6641 Old Dominion Drive
McLean, VA 22101
Neighborhood: McLean/Tysons Corner, Mclean
Open Sunday through Thursday 11:30 AM to 10 PM, Friday and Saturday 4 PM to 11 PM.
Price Range: Moderate
Dress: Upscale Casual
Noise Level: Intimate
Burrata with zucchini; frittura mista; gnocchi with veal ragu; house-made gelato; cannoli.
Starters $8 to $16, entrées $14 to $26.
On a rainy Tuesday night, Assaggi Osteria—the McLean spinoff of Bethesda’s Assaggi Mozzarella Bar—was packed. Families and older customers filled the golden-walled dining room while young professionals anchored the bar.
It’s no wonder that the restaurant, which opened in December, seems to fit the bill for so many. A “buona sera!” greets diners at the door, seasoned waiters scan tables for any sign of need, and the dimly lit series of rooms makes for comfortable, cozy dining.

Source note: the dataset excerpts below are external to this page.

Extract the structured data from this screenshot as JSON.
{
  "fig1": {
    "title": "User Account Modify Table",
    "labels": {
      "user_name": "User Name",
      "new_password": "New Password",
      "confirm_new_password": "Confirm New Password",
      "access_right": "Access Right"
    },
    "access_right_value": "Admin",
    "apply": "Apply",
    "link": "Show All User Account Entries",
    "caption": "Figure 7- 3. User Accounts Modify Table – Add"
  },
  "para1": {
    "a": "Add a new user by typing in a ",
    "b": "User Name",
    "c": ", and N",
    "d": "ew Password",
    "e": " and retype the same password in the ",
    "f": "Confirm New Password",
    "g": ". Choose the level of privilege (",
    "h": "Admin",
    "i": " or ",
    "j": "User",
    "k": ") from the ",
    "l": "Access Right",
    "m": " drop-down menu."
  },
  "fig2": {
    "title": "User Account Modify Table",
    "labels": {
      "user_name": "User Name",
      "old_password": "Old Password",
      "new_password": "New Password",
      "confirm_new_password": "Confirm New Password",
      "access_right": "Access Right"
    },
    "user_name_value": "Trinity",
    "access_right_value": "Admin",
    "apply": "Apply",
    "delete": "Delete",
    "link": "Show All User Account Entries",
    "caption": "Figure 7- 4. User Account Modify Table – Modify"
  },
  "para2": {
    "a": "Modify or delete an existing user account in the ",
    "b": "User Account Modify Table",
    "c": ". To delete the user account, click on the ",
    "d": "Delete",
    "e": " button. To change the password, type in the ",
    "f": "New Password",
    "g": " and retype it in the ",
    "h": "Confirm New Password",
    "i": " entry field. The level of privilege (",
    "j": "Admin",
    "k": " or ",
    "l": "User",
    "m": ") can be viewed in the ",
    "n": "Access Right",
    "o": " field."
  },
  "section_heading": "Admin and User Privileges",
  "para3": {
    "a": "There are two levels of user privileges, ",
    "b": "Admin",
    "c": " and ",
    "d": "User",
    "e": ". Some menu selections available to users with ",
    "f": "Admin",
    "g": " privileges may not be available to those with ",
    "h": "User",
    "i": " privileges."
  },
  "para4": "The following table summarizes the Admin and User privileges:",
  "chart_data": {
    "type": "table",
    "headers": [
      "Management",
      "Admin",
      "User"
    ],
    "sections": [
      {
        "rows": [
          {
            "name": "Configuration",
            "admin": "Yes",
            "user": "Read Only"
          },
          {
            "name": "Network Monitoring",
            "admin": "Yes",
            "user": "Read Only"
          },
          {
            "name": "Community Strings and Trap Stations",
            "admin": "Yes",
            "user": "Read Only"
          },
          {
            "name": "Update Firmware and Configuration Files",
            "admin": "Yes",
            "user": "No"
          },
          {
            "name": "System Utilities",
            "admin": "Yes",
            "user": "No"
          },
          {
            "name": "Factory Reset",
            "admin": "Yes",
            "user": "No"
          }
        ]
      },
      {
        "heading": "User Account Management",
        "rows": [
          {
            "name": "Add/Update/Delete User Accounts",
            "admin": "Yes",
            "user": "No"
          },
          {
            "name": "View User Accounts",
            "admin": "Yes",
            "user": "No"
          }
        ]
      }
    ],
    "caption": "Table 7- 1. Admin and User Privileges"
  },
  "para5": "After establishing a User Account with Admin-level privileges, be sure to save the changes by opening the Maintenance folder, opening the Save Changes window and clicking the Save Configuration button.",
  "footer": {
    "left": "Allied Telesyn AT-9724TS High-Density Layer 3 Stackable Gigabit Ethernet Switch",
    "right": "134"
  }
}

If only the food consistently lived up to its Bethesda sibling’s. There are bright spots to chef Domenico Cornacchia’s McLean menu, which draws from his Bethesda original. Successes include a creamy mound of burrata cheese with marinated, grilled zucchini; wonderful gnocchi with a rich veal-short-rib ragu; and the frittura mista,cornmeal-dusted fried seafood, eggplant, and zucchini.
But some choices on the meat-heavy menu are just okay. The salad of sliced raw artichokes, arugula, and sunchokes was much less interesting than the kale-and-escarole salad sampled in Bethesda. House-made pasta filled with sweet potatoes and topped with amaretto-cookie crumbles tasted like dessert, despite the sage in the butter sauce. And a pancetta-wrapped veal loin was draped in a too-heavy sauce, although the buttery gnocchi Romana with it were a treat.
The biggest disappointments were a plate of swordfish, which came with two pieces of fish, one tasting fresher than the other. And there was no mention on the menu of the plentiful olives (the kind of ingredient people tend either to love or to hate) that permeated the kale and escarole alongside it. The pasta with crab and spicy tomato sauce—a delicate and memorable dish from the original Assaggi—had to be sent back for its uncooked pasta and overpowering fishiness. The restaurant handled the misstep well—an apologetic manager took the pasta off the bill. Our one complaint about the service is that the waitstaff isn’t inclined to tell you when you’re ordering a side dish that already comes with one of your main courses.
Still, Assaggi Osteria is pleasant, and it has potential—especially if the quality of the food can catch up to that of its big brother.